"S'agissant des responsabilités politiques, je suis ministre des Pouvoirs locaux, pas procureur ni juge d'instruction. Vous estimez regrettable que Stéphane Moreau soit resté en fonction après le rapport de la commission d'enquête parlementaire. Je retiens pour ma part que, dans un État de droit, il a fallu mettre des choses en place pour permettre son éviction et celle d'autres acteurs de cette affaire. Ce travail a été réalisé, et bien réalisé, par ceux qui en avaient la responsabilité", a affirmé le ministre Collignon.

Ce dernier a par ailleurs rappelé que la Région est partie civile dans les dossiers pénaux mettant en cause Nethys et ses anciens dirigeants. Elle a, dans ce cadre, introduit plusieurs requêtes auprès du tribunal de première instance de Liège pour obtenir l'autorisation de consulter les dossiers pénaux.

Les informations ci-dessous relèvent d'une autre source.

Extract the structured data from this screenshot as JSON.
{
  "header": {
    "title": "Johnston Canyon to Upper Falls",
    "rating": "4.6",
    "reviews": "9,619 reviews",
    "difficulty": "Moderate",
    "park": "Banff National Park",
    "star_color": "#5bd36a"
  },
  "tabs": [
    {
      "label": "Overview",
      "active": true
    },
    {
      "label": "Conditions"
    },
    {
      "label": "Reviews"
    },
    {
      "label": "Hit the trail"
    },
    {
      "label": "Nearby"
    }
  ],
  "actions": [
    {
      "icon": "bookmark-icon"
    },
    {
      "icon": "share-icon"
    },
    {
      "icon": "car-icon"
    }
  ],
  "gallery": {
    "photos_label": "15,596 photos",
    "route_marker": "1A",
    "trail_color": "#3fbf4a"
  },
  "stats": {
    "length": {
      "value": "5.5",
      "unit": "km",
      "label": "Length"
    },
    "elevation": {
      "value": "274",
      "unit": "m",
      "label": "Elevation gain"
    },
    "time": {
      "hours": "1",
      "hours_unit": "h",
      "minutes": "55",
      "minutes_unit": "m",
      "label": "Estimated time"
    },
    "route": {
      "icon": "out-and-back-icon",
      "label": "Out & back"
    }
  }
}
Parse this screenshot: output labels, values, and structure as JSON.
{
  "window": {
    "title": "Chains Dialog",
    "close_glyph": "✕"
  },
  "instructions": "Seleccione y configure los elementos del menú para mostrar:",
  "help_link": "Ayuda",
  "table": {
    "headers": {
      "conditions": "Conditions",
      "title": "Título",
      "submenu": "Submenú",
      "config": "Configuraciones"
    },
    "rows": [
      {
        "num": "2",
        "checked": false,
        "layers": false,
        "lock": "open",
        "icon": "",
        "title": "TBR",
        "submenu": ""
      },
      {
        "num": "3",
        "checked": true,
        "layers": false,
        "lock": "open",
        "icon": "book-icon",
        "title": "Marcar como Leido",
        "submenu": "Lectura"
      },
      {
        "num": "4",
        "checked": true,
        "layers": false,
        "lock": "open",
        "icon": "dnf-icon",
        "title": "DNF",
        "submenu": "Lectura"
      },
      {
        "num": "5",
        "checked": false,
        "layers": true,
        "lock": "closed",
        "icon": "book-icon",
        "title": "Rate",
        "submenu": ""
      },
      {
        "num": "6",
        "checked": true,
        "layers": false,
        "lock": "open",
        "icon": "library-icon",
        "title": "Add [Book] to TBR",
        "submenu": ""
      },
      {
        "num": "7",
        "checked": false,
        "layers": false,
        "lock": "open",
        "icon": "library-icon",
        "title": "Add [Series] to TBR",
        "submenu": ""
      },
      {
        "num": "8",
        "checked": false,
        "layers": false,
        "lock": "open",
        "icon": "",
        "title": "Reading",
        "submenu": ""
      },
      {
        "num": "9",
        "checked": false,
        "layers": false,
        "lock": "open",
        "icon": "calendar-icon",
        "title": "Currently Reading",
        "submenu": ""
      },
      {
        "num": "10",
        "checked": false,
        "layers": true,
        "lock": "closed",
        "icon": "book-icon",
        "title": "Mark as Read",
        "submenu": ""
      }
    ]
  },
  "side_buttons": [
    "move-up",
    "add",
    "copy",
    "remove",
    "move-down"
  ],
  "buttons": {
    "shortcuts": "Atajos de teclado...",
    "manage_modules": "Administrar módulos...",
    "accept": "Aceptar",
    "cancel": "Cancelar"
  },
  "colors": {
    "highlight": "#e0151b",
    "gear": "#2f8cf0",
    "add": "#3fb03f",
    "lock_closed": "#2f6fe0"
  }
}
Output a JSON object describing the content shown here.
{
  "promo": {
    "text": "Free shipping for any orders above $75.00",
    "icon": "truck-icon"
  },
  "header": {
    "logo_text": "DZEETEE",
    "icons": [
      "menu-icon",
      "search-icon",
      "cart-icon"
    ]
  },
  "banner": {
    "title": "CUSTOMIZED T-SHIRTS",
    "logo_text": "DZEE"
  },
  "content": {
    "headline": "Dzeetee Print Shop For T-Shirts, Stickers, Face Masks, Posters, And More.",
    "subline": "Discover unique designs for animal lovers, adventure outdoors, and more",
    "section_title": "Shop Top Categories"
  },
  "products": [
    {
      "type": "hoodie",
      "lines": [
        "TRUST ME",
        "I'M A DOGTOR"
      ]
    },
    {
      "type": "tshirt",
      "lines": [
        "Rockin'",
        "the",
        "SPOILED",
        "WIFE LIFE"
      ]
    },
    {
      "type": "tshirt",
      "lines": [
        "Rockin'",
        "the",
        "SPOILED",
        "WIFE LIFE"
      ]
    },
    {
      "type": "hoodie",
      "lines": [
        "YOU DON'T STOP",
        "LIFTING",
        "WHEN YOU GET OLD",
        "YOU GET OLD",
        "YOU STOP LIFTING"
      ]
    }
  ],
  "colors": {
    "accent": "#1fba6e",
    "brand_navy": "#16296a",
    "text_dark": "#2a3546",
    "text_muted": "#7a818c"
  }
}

Ces requêtes ont été introduites le 7 avril et le 22 septembre 2020. Elles ont été rejetées par le juge d'instruction, ce dernier estimant que les nécessités de l'instruction justifiaient de refuser à la Région d'accéder aux pièces des dossiers.

"Etant donné que les anciens dirigeants de Nethys ayant fait l'objet de mandats d'arrêt provisoire et de remises en liberté sous condition ne font plus partie d'aucun organe des filiales de l'intercommunale Enodia, que les ventes suspectes des trois sociétés ont été annulées le 7 octobre 2019 et que les sommes versées aux anciens dirigeants ont été saisies à titre conservatoire, je n'aperçois pas de conséquences directes et immédiates de ces derniers événements judiciaires, pour l'intercommunale Enodia et ses filiales", a poursuivi Christophe Collignon.

Quant aux recommandations formulées par le parlement à l'issue de la commission Publifin, "leur principale mise en œuvre depuis la constitution du gouvernement concerne la redéfinition du périmètre des activités du groupe Enodia-Nethys", avec notamment la cession de son pôle presse. "Le groupe prépare également une nouvelle procédure de cession de ses participations dans le capital de la société VOO", a-t-il ajouté.

"Selon mon analyse, les autres recommandations ont toutes été rencontrées, à l'exception de la mise en place de la commission de déontologie, qui ne relève pas des prérogatives du gouvernement", a conclu le ministre.